Comme ces deux phénomènes merveilleux alternaient continuellement dans la vierge de Lucques, et que le second, malgré son impétuosité, gardait la modération et la majesté du premier, je les confondrai sous la même dénomination d'extase.

Gemma fut favorisée de ce don si peu commun, avant d'y avoir été préparée, selon la conduite ordinaire de l'Esprit-Saint, par certaines grâces inférieures ; et il acquit à la longue une telle perfection qu'on l'eût dit en elle presque naturel.

La grâce extatique se manifestait en tout temps et en tout lieu, au milieu de n'importe quelle occupation et au moment où elle s'y attendait le moins. D'ordinaire elle la pressentait quelques minutes auparavant à un recueillement subit, bientôt suivi d'un désir ardent de s'unir plus intimement à Dieu, et de vifs battements du cœur.

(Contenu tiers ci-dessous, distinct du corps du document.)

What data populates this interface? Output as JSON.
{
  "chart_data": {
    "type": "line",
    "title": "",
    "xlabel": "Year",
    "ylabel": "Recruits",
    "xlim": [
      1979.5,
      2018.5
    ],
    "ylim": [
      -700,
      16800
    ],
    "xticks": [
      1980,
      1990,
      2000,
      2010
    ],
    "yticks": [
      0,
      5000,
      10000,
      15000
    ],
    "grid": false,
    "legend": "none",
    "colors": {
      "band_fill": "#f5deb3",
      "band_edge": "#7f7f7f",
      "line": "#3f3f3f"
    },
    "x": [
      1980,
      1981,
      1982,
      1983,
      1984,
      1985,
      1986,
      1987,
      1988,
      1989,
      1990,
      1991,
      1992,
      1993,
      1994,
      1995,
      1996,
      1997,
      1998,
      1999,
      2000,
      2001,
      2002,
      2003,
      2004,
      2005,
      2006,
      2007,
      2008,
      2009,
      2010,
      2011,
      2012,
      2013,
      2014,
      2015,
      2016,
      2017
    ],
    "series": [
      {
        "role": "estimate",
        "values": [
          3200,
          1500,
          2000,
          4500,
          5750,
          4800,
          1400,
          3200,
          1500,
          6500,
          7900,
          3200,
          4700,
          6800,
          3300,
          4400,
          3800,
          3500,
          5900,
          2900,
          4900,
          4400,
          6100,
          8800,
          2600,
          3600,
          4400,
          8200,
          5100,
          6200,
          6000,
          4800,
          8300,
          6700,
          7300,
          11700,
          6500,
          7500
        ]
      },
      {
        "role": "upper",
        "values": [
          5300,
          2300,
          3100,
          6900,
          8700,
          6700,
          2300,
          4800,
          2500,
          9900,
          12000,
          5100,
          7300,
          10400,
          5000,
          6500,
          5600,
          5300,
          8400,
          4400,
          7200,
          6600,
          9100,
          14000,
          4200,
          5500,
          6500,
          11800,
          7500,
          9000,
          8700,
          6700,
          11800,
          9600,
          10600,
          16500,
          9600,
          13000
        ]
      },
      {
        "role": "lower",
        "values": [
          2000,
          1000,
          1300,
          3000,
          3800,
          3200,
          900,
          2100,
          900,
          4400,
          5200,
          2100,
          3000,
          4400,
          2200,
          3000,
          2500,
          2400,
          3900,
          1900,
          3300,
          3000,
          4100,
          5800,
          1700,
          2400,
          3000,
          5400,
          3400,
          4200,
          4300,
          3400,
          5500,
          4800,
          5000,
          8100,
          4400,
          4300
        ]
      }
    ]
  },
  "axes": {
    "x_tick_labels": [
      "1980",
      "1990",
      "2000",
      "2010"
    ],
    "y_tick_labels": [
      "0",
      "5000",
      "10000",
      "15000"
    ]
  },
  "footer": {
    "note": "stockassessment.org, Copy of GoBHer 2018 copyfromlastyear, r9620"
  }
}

L'humble jeune fille essayait alors de se donner du mouvement, de se distraire, et, en cas d'insuccès, s'esquivait pour éviter des témoins.

Lorsque la communication divine la surprenait à l'improviste, elle entrait en extase et perdait l'exercice des sens à l'endroit même ; le corps gardait toujours sa flexibilité et le plus souvent la faculté de se mettre à genoux ou sur pied.

En nos temps impies où le rationalisme dans son prurit d'incrédulité cherche à obscurcir les fait surnaturels les plus patents, tandis qu'il accueille, les yeux fermés, les dires de tous les charlatans de la science, il semble que Dieu ait tempéré à dessein dans notre Gemma la forme de certains phénomènes extérieurs de l'extase, qui ont pu chez nombre d'autres saints donner prétexte à la critique sophistique.

En effet, même dans l'extase elle présentait toutes les qualités d'une santé parfaite, avec les marques d'un état physiologiquement normal : pas d'attitudes insolites ni de contractions musculaires, aucune pâleur dans le teint, aucun geste exalté. Seuls, les sens externes restaient inertes, comme on l'a vu. On pouvait avec une épingle la piquer aux mains, aux bras, à la tête, la brûler avec la flamme d'une chandelle, faire un bruit assourdissant ; la sainte jeune fille ne sentait rien, ne percevait aucun fait extérieur.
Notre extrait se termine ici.